その笑顔、その優雅な動き、俺に向けられる率直な先生の気持ち。
何も介在しない。
ただ、ただ、純粋に二人であるという、初めて。
先生の言う意味を理解して、気づくと俺は先生を抱きしめていて、本当にコントロールできない衝動は、感じる間もないんだということを知った。

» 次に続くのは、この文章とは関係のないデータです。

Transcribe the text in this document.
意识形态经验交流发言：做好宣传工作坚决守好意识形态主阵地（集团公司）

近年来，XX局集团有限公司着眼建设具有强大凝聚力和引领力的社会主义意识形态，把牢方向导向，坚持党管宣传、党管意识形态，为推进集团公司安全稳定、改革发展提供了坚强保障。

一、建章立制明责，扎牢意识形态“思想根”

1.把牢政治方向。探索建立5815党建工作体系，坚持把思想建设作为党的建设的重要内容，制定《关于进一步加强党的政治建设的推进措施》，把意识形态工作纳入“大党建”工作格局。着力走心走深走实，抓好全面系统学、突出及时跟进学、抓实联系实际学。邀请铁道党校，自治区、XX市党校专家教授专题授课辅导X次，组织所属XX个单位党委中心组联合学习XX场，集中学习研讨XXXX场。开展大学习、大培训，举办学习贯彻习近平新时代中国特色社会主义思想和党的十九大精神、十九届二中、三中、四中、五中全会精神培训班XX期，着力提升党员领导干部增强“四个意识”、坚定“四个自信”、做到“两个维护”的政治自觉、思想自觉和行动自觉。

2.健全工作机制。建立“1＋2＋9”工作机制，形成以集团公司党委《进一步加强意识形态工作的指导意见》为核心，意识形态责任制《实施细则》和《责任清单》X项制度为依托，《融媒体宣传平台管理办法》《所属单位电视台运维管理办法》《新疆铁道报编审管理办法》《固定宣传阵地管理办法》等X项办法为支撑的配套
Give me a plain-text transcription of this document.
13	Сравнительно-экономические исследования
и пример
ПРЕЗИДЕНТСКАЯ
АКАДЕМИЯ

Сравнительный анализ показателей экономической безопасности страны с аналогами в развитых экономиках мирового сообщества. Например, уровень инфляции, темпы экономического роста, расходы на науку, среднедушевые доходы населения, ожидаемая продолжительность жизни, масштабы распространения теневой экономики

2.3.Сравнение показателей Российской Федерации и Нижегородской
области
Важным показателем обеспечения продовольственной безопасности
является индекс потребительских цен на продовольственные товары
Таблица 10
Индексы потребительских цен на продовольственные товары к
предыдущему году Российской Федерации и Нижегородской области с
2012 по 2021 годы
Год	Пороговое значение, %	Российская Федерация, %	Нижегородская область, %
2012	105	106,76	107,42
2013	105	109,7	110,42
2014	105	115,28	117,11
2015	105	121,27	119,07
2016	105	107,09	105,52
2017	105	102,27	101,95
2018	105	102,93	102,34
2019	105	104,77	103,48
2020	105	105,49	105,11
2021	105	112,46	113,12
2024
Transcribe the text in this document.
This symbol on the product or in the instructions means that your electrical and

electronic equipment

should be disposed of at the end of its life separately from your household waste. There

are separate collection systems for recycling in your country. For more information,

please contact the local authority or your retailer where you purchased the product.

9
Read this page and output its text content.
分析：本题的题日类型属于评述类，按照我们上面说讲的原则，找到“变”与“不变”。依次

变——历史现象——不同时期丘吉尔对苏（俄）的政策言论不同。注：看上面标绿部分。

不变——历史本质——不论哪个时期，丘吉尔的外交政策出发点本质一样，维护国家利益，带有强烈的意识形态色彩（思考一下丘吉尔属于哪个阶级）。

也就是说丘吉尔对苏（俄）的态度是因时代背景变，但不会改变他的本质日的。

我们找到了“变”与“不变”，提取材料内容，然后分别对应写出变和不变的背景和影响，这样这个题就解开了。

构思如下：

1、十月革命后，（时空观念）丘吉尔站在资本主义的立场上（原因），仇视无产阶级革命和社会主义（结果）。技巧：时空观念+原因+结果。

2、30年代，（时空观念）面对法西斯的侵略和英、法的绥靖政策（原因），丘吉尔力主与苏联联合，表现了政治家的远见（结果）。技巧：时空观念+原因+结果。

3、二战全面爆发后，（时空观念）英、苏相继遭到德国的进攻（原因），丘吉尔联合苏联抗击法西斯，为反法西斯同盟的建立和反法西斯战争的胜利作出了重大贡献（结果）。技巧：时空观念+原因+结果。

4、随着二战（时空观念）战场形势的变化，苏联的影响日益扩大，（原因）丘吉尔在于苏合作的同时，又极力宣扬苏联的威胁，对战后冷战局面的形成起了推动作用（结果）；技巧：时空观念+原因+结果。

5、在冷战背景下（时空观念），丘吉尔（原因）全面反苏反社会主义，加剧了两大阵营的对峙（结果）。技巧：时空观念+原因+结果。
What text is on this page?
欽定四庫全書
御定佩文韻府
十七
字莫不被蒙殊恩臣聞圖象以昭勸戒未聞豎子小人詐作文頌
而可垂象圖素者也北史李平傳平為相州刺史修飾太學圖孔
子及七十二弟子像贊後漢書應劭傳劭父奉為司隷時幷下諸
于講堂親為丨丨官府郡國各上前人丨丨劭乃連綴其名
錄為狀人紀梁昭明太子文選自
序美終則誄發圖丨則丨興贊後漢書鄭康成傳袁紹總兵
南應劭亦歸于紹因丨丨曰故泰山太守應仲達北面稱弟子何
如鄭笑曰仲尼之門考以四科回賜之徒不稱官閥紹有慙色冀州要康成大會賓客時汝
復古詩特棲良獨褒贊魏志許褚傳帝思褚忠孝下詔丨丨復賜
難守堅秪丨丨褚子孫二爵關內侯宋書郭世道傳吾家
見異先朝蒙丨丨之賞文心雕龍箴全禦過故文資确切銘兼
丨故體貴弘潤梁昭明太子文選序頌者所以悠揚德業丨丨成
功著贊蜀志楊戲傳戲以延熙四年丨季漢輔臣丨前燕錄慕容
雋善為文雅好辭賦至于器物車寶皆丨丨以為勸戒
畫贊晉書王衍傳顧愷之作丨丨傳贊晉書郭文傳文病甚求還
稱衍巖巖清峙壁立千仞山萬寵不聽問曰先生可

行為は、すごく嬉しくて、恥ずかしくて、愛おしくて、嵐みたいに俺の中身を掻き回して、
いつもみたいに、俺が出して終わるような味気ないものじゃなくて、
そう
俺は初めて先生に求められていることを感じた





昼間の空気が静かに積もって、
月もない暗い縁側は、熱くなったバカな身体を冷やすには丁度良かった。
カカシは足を三和土に下ろして、耳は、蛙を探していた。

後悔と、後悔と、後悔で、喉がつぶれそうだった。

黙って、そのままこの関係をつづけることもできたのに。
愛を抜いた愛の行為を、本当は愛を込めてしていたんだから。
でも、嘘をつき続けることは、俺がダメだった。

ナルトの指が、いつもより熱を帯びて、下半身に侵入する。
愛する者の身体をいたわる優しさをたっぷり含んで、それを感じる心は、でも、もう硬直し始めていた。
心が繋がっていることなんて、とっくにわかってた。
自分が「告白」さえすれば、ナルトが進んでくることなんて、もちろんわかってた。

任務じゃないのに、お前そう思われていることが、苦痛だった
・・・だけだ。

告白しそうになって、すぐに後悔して、
それがお前を押すことを知っていて、
俺は、やっぱりやめなかった。

真剣な青い眼が、俺を見て、俺に聞く。
  「先生、痛くない?」
すぐにも締め付けて終わらせれば、もしかしたら、なかったことになるだろうかと、
本当は、そんな事が頭を過ぎっていた。

ふっと、背後に気配を感じる。
ナルトが起きてきて、俺の隣に座った。
  「先生」
  「ん?」
  「そんなに悩んで可愛いってばよ」
ナルト見る。
暗い中でも因果な目は、正確にナルトを見た。
遠い記憶を見ているかのように、その笑顔は心をキュッと掴む。
  「言ったろ、俺はいいんだよ」
ナルトはいいながら、三和土にある俺の足を、自分の足で軽く蹴る。
  「先生が楽な方でいいんだ」
瞬間、本当に心が溶けるのを感じた

甘えていいんだ

それは、閃きで、永遠の理解で。
里も、里の人も、この世の中も、もちろん大事で、
でも、ナルト、お前は、そのずっとずっと向こうにあって、とてつもなく大きい。
丸投げした俺の悩みも、狡さも、
それをすべて飲み込んで、お前は俺の苦しみを溶かしてくれると、俺は、甘えている。


愛が世界を救うという、砂糖がまぶされたようなフレーズに簡単にだまされる、
いや、それを心底信じられるほど、

そう、白状するよ。
俺は、恋に落ちてるって。

  「そんなことより、寒くない?」
ナルトは、その圧倒的な何かで、悩みも苦しみも、遠くに蹴飛ばしたような明るい声で言う。
ナルトに強く腕を引かれて、室内に戻る俺の耳には、夜の静かなざわめきしか聞こえなかった。




2013/01/28


おわり。なんか二人ともグルグルしすぎて、疲れました。
無理矢理終わらせてごめんなさい。